Bushwick 32’ supporters arrested on phony charges
By Tyneisha Bowens
Brooklyn, N.Y.Published Dec 9, 2007 11:34 PM
LINK
On Nov. 30 than 20 Black students were in the Criminal Court of Brooklyn, N.Y., facing charges from their arrest in May while walking peacefully to the wake of a fellow student and friend. The charges they face include “unlawful assembly,” although the students had permission to attend the wake from both their parents and the administration of their high school. Originally these students were the “Bushwick 32” but some of the students had their charges dropped or had been to court before Nov. 30.
The Bushwick youths have had support from fellow students, community members, organizations like Student Coalition Against Racial Profiling and Make the Road since the May arrest, and had planned a news conference for Nov. 30. Unfortunately, no bourgeois news outlet found this incident important enough to dispatch even one news crew, camera person, or reporter.
During the court proceedings four supporters of the Bushwick students—John Mekins, Brian Favors, Mario Cox, and Jesus Gonzalez—were forced out of the courtroom for attempting to have counsel with one of the students’ lawyers and calling out injustice when they saw the court’s treatment of fellow supporters.
Once in the hall a fight between the supporters and the court officers broke out. “We could hear what was going on in the hallway but when we wanted to go out and stop it we were told to sit down before the same thing happened to us,” said one of the Bushwick youths on trial at the time.
The four men were arrested in the hall and held in the courthouse. During the initial time of their holding, Brian Favors’ spouse and Mario Cox’s mother were not allowed to see their loved ones and were unaware of the charges and details of the incident. Due to the circumstances of the case and the arrest of the students’ supporters, the Bushwick youths’ case was moved to Dec. 7.
On Dec. 1, the four supporters were arraigned in the same courthouse where they had been the previous day standing up against racial profiling and the racism of the entire judicial system. More than 60 supporters of the four men packed the courtroom. Most of the crowd in the courtroom consisted of Latin@ and Black community members, while the judge, prosecution and the bulk of the officers present were white.
Mekins, Favors, Cox, and Gonzalez were accused of starting the altercation with court officers and resisting arrest during the prosecution’s statement. The defense teams for the four men used character statements about them to prove that they had no intention of or interest in causing an altercation with the officers and that doing so would have stood in contrast to their community work and past behavior.
Cox, a high school student, was scheduled to take the SAT at the very time he was in court. Favors is a teacher and a trusted advisor to the Buschwick students and their parents. Gonzalez is a dedicated community organizer and college student. And Mekins’ removal from the courtroom was a case of mistaken identity which was cleared up by Favors before the arrest.
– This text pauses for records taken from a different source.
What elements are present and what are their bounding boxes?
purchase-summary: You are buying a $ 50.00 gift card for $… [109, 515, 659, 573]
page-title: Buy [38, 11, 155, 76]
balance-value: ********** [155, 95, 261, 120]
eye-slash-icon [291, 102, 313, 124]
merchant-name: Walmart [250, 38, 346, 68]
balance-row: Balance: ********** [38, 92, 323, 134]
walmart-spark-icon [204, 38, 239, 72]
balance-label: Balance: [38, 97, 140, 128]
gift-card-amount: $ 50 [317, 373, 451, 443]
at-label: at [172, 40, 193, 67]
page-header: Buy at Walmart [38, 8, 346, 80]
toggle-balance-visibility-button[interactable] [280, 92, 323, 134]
The four defendants had visible bruises during the arraignment. They had been taken to the hospital for their injuries after the fight. All four men were released without bail, but the charges were not dropped. Cox and Gonzalez will be in court on Jan.7, and Mekins and Favors on Dec. 12.
After their release the four pillars of the community greeted and thanked each of their supporters outside of the courtroom. The defense team and defendants spoke to supporters outside the courthouse.
Ray Boudreaux of the San Francisco 8, members of the Black Panther Party and political prisoners, came out in support of these men and had this to say: “They attacked these brothers because they are organizers for our community. ... This is the whole U.S. government that we are up against and what we need is a revolution.”
The defendants let tears run down their faces as more supporters joined the crowd outside.
For all those who are against these racist acts of injustice, come out to Criminal Court at 120 Schermerhorn Street in Brooklyn on Dec. 7, Dec. 12 (room AP1) and Jan. 7 (room AP6) and show your support.